Gingivahyperplasie: Nicht nur ein kosmetisches Problem

Die Gingivahyperplasie oder Makrulie kann als Manifestation unterschiedlicher lokaler und systemischer Erkrankungen auftreten. Dies erfordert eine exakte Abklärung der Auslöser für die Wucherungen des gingivalen Weichgewebes. Besonders die Interdentalpapillen sind betroffen, es kann dabei zur teilweisen oder vollständigen Überwucherung der Zahnkronen mit der Ausbildung sogenannter Pseudotaschen des Zahnfleisches kommen. Diese erschweren die Mundhygiene und bieten diversen, bevorzugt anaeroben Keimen ideale Besiedelungsmöglichkeiten.
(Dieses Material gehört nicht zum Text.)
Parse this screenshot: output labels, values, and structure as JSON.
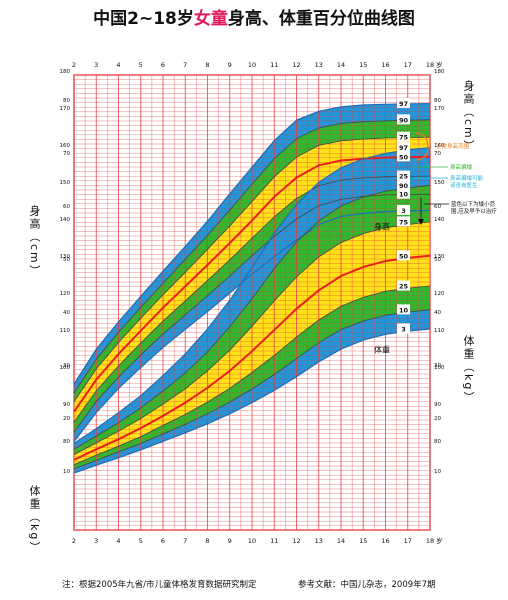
{
  "title": {
    "prefix": "中国2~18岁",
    "highlight": "女童",
    "suffix": "身高、体重百分位曲线图"
  },
  "footer": {
    "note": "注：根据2005年九省/市儿童体格发育数据研究制定",
    "reference": "参考文献：中国儿杂志，2009年7期"
  },
  "side_labels": {
    "height_left": "身高（cm）",
    "weight_left": "体重（kg）",
    "height_right": "身高（cm）",
    "weight_right": "体重（kg）"
  },
  "legend_notes": {
    "normal_range": "正常身高范围",
    "lower_edge": "身高偏矮",
    "lower_sub": "身高偏矮可能",
    "lower_sub2": "该咨询医生",
    "blue_note1": "蓝色以下为矮小范",
    "blue_note2": "围,应及早予以治疗"
  },
  "colors": {
    "grid": "#e8393a",
    "p3_p10": "#2196d9",
    "p10_p25": "#2fb82f",
    "p25_p75": "#ffe11a",
    "p75_p90": "#2fb82f",
    "p90_p97": "#2196d9",
    "median_line": "#e8201c",
    "edge_line": "#1e6fb8"
  },
  "chart_data": [
    {
      "type": "area",
      "name": "height",
      "title": "身高",
      "xlabel": "岁",
      "x_ticks": [
        2,
        3,
        4,
        5,
        6,
        7,
        8,
        9,
        10,
        11,
        12,
        13,
        14,
        15,
        16,
        17,
        18
      ],
      "xlim": [
        2,
        18
      ],
      "ylim": [
        80,
        180
      ],
      "y_ticks": [
        80,
        90,
        100,
        110,
        120,
        130,
        140,
        150,
        160,
        170,
        180
      ],
      "y_unit": "cm",
      "curve_labels": [
        "97",
        "90",
        "75",
        "50",
        "25",
        "10",
        "3"
      ],
      "x": [
        2,
        3,
        4,
        5,
        6,
        7,
        8,
        9,
        10,
        11,
        12,
        13,
        14,
        15,
        16,
        17,
        18
      ],
      "series": [
        {
          "name": "97",
          "values": [
            95.4,
            104.8,
            112.2,
            119.1,
            125.9,
            132.6,
            139.4,
            146.8,
            154.0,
            161.2,
            166.7,
            169.1,
            170.3,
            170.8,
            171.0,
            171.1,
            171.2
          ]
        },
        {
          "name": "90",
          "values": [
            93.0,
            102.1,
            109.4,
            116.1,
            122.6,
            129.1,
            135.6,
            142.4,
            149.4,
            156.3,
            161.7,
            164.6,
            165.8,
            166.3,
            166.5,
            166.7,
            166.8
          ]
        },
        {
          "name": "75",
          "values": [
            90.6,
            99.5,
            106.6,
            113.2,
            119.5,
            125.6,
            131.8,
            138.1,
            144.7,
            151.4,
            156.7,
            159.9,
            161.1,
            161.6,
            161.9,
            162.0,
            162.1
          ]
        },
        {
          "name": "50",
          "values": [
            87.9,
            96.6,
            103.5,
            109.8,
            116.0,
            121.8,
            127.6,
            133.5,
            139.6,
            146.0,
            151.2,
            154.5,
            155.8,
            156.3,
            156.6,
            156.7,
            156.8
          ]
        },
        {
          "name": "25",
          "values": [
            85.1,
            93.6,
            100.3,
            106.5,
            112.4,
            117.9,
            123.4,
            129.0,
            134.8,
            140.6,
            145.6,
            149.0,
            150.5,
            151.1,
            151.4,
            151.5,
            151.6
          ]
        },
        {
          "name": "10",
          "values": [
            82.4,
            90.7,
            97.3,
            103.3,
            108.9,
            114.1,
            119.3,
            124.6,
            130.1,
            135.3,
            140.0,
            143.6,
            145.3,
            146.1,
            146.5,
            146.6,
            146.7
          ]
        },
        {
          "name": "3",
          "values": [
            79.8,
            87.7,
            94.2,
            99.9,
            105.3,
            110.2,
            115.0,
            120.0,
            125.1,
            129.8,
            134.3,
            138.5,
            140.7,
            141.5,
            142.0,
            142.2,
            142.3
          ]
        }
      ]
    },
    {
      "type": "area",
      "name": "weight",
      "title": "体重",
      "xlabel": "岁",
      "x_ticks": [
        2,
        3,
        4,
        5,
        6,
        7,
        8,
        9,
        10,
        11,
        12,
        13,
        14,
        15,
        16,
        17,
        18
      ],
      "xlim": [
        2,
        18
      ],
      "ylim": [
        0,
        80
      ],
      "y_ticks": [
        10,
        20,
        30,
        40,
        50,
        60,
        70,
        80
      ],
      "y_unit": "kg",
      "curve_labels": [
        "97",
        "90",
        "75",
        "50",
        "25",
        "10",
        "3"
      ],
      "x": [
        2,
        3,
        4,
        5,
        6,
        7,
        8,
        9,
        10,
        11,
        12,
        13,
        14,
        15,
        16,
        17,
        18
      ],
      "series": [
        {
          "name": "97",
          "values": [
            15.2,
            18.0,
            21.0,
            24.2,
            28.0,
            32.1,
            36.8,
            42.2,
            48.4,
            54.9,
            60.3,
            64.5,
            67.2,
            68.9,
            69.9,
            70.6,
            71.0
          ]
        },
        {
          "name": "90",
          "values": [
            14.1,
            16.6,
            19.1,
            21.9,
            25.1,
            28.5,
            32.5,
            37.2,
            42.5,
            48.2,
            53.2,
            57.2,
            60.0,
            61.7,
            62.8,
            63.4,
            63.9
          ]
        },
        {
          "name": "75",
          "values": [
            13.1,
            15.3,
            17.5,
            19.9,
            22.6,
            25.5,
            28.9,
            32.8,
            37.3,
            42.1,
            46.6,
            50.4,
            53.1,
            54.8,
            55.9,
            56.5,
            57.0
          ]
        },
        {
          "name": "50",
          "values": [
            12.1,
            14.1,
            16.0,
            18.1,
            20.4,
            22.9,
            25.7,
            28.9,
            32.6,
            36.6,
            40.6,
            44.1,
            46.8,
            48.5,
            49.6,
            50.2,
            50.6
          ]
        },
        {
          "name": "25",
          "values": [
            11.2,
            13.0,
            14.7,
            16.5,
            18.6,
            20.7,
            23.0,
            25.6,
            28.6,
            31.8,
            35.3,
            38.5,
            41.1,
            42.8,
            43.9,
            44.5,
            44.9
          ]
        },
        {
          "name": "10",
          "values": [
            10.4,
            12.0,
            13.6,
            15.2,
            17.0,
            18.8,
            20.8,
            23.0,
            25.5,
            28.2,
            31.2,
            34.2,
            36.7,
            38.3,
            39.4,
            40.0,
            40.4
          ]
        },
        {
          "name": "3",
          "values": [
            9.6,
            11.1,
            12.5,
            14.0,
            15.6,
            17.2,
            18.9,
            20.8,
            22.9,
            25.2,
            27.8,
            30.6,
            33.0,
            34.7,
            35.8,
            36.4,
            36.8
          ]
        }
      ]
    }
  ]
}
Das in schweren Fällen den größten Teil der Zahnkronen bedeckende hyperplastische Gewebe stört die Kaufunktion und stellt zudem ein schwerwiegendes ästhetisches Problem dar.
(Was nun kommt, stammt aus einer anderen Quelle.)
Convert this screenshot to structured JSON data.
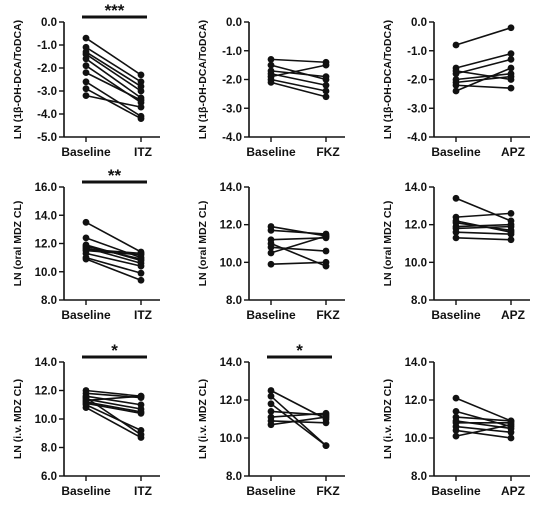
{
  "chart_data": [
    {
      "type": "line",
      "ylabel": "LN (1β-OH-DCA/ToDCA)",
      "categories": [
        "Baseline",
        "ITZ"
      ],
      "ylim": [
        -5.0,
        0.0
      ],
      "yticks": [
        "0.0",
        "-1.0",
        "-2.0",
        "-3.0",
        "-4.0",
        "-5.0"
      ],
      "significance": "***",
      "pairs": [
        [
          -0.7,
          -2.3
        ],
        [
          -1.1,
          -2.6
        ],
        [
          -1.3,
          -2.8
        ],
        [
          -1.6,
          -3.3
        ],
        [
          -1.9,
          -3.5
        ],
        [
          -2.2,
          -3.4
        ],
        [
          -2.6,
          -4.1
        ],
        [
          -2.9,
          -4.2
        ],
        [
          -3.2,
          -3.7
        ],
        [
          -1.4,
          -3.0
        ]
      ]
    },
    {
      "type": "line",
      "ylabel": "LN (1β-OH-DCA/ToDCA)",
      "categories": [
        "Baseline",
        "FKZ"
      ],
      "ylim": [
        -4.0,
        0.0
      ],
      "yticks": [
        "0.0",
        "-1.0",
        "-2.0",
        "-3.0",
        "-4.0"
      ],
      "significance": "",
      "pairs": [
        [
          -1.3,
          -1.4
        ],
        [
          -1.5,
          -2.0
        ],
        [
          -1.7,
          -1.9
        ],
        [
          -1.9,
          -1.5
        ],
        [
          -2.0,
          -2.4
        ],
        [
          -2.1,
          -2.6
        ],
        [
          -1.8,
          -2.2
        ]
      ]
    },
    {
      "type": "line",
      "ylabel": "LN (1β-OH-DCA/ToDCA)",
      "categories": [
        "Baseline",
        "APZ"
      ],
      "ylim": [
        -4.0,
        0.0
      ],
      "yticks": [
        "0.0",
        "-1.0",
        "-2.0",
        "-3.0",
        "-4.0"
      ],
      "significance": "",
      "pairs": [
        [
          -0.8,
          -0.2
        ],
        [
          -1.6,
          -1.1
        ],
        [
          -1.8,
          -1.3
        ],
        [
          -2.0,
          -1.8
        ],
        [
          -2.2,
          -2.3
        ],
        [
          -2.4,
          -1.6
        ],
        [
          -1.7,
          -2.0
        ],
        [
          -2.1,
          -1.9
        ]
      ]
    },
    {
      "type": "line",
      "ylabel": "LN (oral MDZ CL)",
      "categories": [
        "Baseline",
        "ITZ"
      ],
      "ylim": [
        8.0,
        16.0
      ],
      "yticks": [
        "16.0",
        "14.0",
        "12.0",
        "10.0",
        "8.0"
      ],
      "significance": "**",
      "pairs": [
        [
          13.5,
          11.4
        ],
        [
          12.4,
          11.0
        ],
        [
          11.9,
          10.8
        ],
        [
          11.7,
          10.6
        ],
        [
          11.5,
          11.2
        ],
        [
          11.3,
          10.4
        ],
        [
          11.0,
          9.9
        ],
        [
          10.9,
          9.4
        ],
        [
          11.8,
          10.9
        ],
        [
          11.6,
          11.3
        ]
      ]
    },
    {
      "type": "line",
      "ylabel": "LN (oral MDZ CL)",
      "categories": [
        "Baseline",
        "FKZ"
      ],
      "ylim": [
        8.0,
        14.0
      ],
      "yticks": [
        "14.0",
        "12.0",
        "10.0",
        "8.0"
      ],
      "significance": "",
      "pairs": [
        [
          11.9,
          11.4
        ],
        [
          11.7,
          11.5
        ],
        [
          11.2,
          11.3
        ],
        [
          10.8,
          10.6
        ],
        [
          10.5,
          11.4
        ],
        [
          9.9,
          10.0
        ],
        [
          11.0,
          9.8
        ]
      ]
    },
    {
      "type": "line",
      "ylabel": "LN (oral MDZ CL)",
      "categories": [
        "Baseline",
        "APZ"
      ],
      "ylim": [
        8.0,
        14.0
      ],
      "yticks": [
        "14.0",
        "12.0",
        "10.0",
        "8.0"
      ],
      "significance": "",
      "pairs": [
        [
          13.4,
          12.2
        ],
        [
          12.4,
          12.6
        ],
        [
          12.1,
          11.7
        ],
        [
          11.9,
          12.0
        ],
        [
          11.6,
          11.5
        ],
        [
          11.3,
          11.2
        ],
        [
          11.8,
          11.9
        ],
        [
          12.2,
          11.6
        ]
      ]
    },
    {
      "type": "line",
      "ylabel": "LN (i.v. MDZ CL)",
      "categories": [
        "Baseline",
        "ITZ"
      ],
      "ylim": [
        6.0,
        14.0
      ],
      "yticks": [
        "14.0",
        "12.0",
        "10.0",
        "8.0",
        "6.0"
      ],
      "significance": "*",
      "pairs": [
        [
          12.0,
          11.6
        ],
        [
          11.8,
          11.5
        ],
        [
          11.6,
          11.0
        ],
        [
          11.4,
          10.7
        ],
        [
          11.2,
          10.5
        ],
        [
          11.0,
          9.2
        ],
        [
          10.8,
          8.7
        ],
        [
          11.5,
          8.9
        ],
        [
          11.3,
          11.6
        ],
        [
          11.1,
          10.4
        ]
      ]
    },
    {
      "type": "line",
      "ylabel": "LN (i.v. MDZ CL)",
      "categories": [
        "Baseline",
        "FKZ"
      ],
      "ylim": [
        8.0,
        14.0
      ],
      "yticks": [
        "14.0",
        "12.0",
        "10.0",
        "8.0"
      ],
      "significance": "*",
      "pairs": [
        [
          12.5,
          11.0
        ],
        [
          12.2,
          9.6
        ],
        [
          11.4,
          11.2
        ],
        [
          11.1,
          11.3
        ],
        [
          10.9,
          10.8
        ],
        [
          10.7,
          11.1
        ],
        [
          11.8,
          9.6
        ]
      ]
    },
    {
      "type": "line",
      "ylabel": "LN (i.v. MDZ CL)",
      "categories": [
        "Baseline",
        "APZ"
      ],
      "ylim": [
        8.0,
        14.0
      ],
      "yticks": [
        "14.0",
        "12.0",
        "10.0",
        "8.0"
      ],
      "significance": "",
      "pairs": [
        [
          12.1,
          10.9
        ],
        [
          11.4,
          10.6
        ],
        [
          11.1,
          10.9
        ],
        [
          10.9,
          10.5
        ],
        [
          10.6,
          10.3
        ],
        [
          10.4,
          10.0
        ],
        [
          10.1,
          10.7
        ],
        [
          10.8,
          10.8
        ]
      ]
    }
  ]
}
Schmutzgingivitis verursacht eine Zahnfleischschwellung
Nun kann es einerseits ausschließlich durch eine ödematöse Schwellung zu derartigen Prozessen kommen, dies entspricht dann allerdings nicht einer Hyperplasie im engeren Sinn, welche ja eine Vermehrung der Gewebsstrukturen voraussetzt. Ödeme sind ein Teilprozess von entzündlichen Erscheinungen, gemeinsam mit Rötung (Rubor), Schmerz und Foetor ex ore im Rahmen einer akuten Gingivitis. Diese meist nicht sehr ausgeprägten Schwellungen werden durch parodontale Keime, besonders aus der Gruppe fakultativer und strikter Anaerobier, ausgelöst und aufrechterhalten. Es entsteht eine Schmutzgingivitis mit hyperplastischer Note. Ein entzündliches Ödem der Gingiva kann allerdings auch sekundär auf eine anders verursachte echte Hyperplasie aufgepfropft entstehen, da ja die Pseudotaschen Retentionsstellen für potenziell pathogene Plaque darstellen. Die bei der Hyperplasie erschwerte gründliche Zahnreinigung bedingt die überproportionale Vermehrung einer entsprechenden Parodontalflora mit allen bekannten Auswirkungen auf die Hart- und Weichgewebsstrukturen des Zahnhalteapparats. Gefährdet sind hier besonders Kinder und Jugendliche mit Zahnspangen, hier kommen neben der erschwerten Reinigung noch mechanische Reizung und in der Pubertät die später noch genauer diskutierte hormonelle Umstellung hinzu.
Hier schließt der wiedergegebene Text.